10 years since EU recognised #childrights but no #ChildCommissioner to enforce them! This is the #EUtopjobs worth fighting for! Join me by signing the petition of @Eurochild_org. https://t.co/XrtkSqU7Ah— Marie-Louise Coleiro Preca (@MarieLouise_MT) June 26, 2019
4. Be able to prove the value created through your campaign
Whether your organization is advocating for change or simply raising awareness, showing the progress of your campaign by posting it online or making your grassroots supporters convene at a certain public space can be very effective to show the size and volume of your voice.
Since launching at the end of June 2019, Eurochild’s petition has received almost 3,000 signatures. Their campaign content was shared by multiple MEPs, the former president of Malta as well as EuroNews and UNICEF. The organization shared these milestones via social media and tagged supporters to thank them, which created further traction around their campaign.
Grassroots Campaigning is Best Practice
Grassroots engagement is more important than ever.

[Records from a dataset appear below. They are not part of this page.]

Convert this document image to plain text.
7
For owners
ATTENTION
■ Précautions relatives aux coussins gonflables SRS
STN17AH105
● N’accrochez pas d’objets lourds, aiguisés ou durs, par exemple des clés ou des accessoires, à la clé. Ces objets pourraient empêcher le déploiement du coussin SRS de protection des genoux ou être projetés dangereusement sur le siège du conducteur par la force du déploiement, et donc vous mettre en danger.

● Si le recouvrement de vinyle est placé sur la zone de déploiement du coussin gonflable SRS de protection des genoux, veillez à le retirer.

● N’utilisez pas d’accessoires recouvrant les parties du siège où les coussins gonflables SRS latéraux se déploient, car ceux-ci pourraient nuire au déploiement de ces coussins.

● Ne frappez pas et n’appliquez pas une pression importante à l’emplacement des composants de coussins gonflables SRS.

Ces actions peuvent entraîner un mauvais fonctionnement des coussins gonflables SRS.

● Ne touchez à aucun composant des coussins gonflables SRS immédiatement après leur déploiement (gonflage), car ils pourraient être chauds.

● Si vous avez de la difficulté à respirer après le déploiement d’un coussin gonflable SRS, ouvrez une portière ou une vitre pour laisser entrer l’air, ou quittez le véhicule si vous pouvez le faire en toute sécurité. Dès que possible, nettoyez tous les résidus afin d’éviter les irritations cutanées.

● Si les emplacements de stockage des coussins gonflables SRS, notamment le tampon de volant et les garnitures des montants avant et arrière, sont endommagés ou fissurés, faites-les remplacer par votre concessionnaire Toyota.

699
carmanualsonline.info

The 2019 Edelman Trust Barometer report shows that businesses are more trusted than governments. Brands are expected to take a larger role in society with more and more people becoming belief-driven. This implies that the expectations of voters for political engagement are also increasing.
Whether you’re educating and empowering your audience or compelling them to take action, grassroots campaigning can be a powerful way to build bridges between individuals and decision makers or simply to build a list of supporters that you can reach out to frequently.
Partnering with like-minded individuals or organizations can make your voice hard to ignore by people that usually get contacted a lot in Brussels. While volume alone isn’t always enough to bring change on an issue, enabling your advocates to easily share content that they happily support can help break through the noise.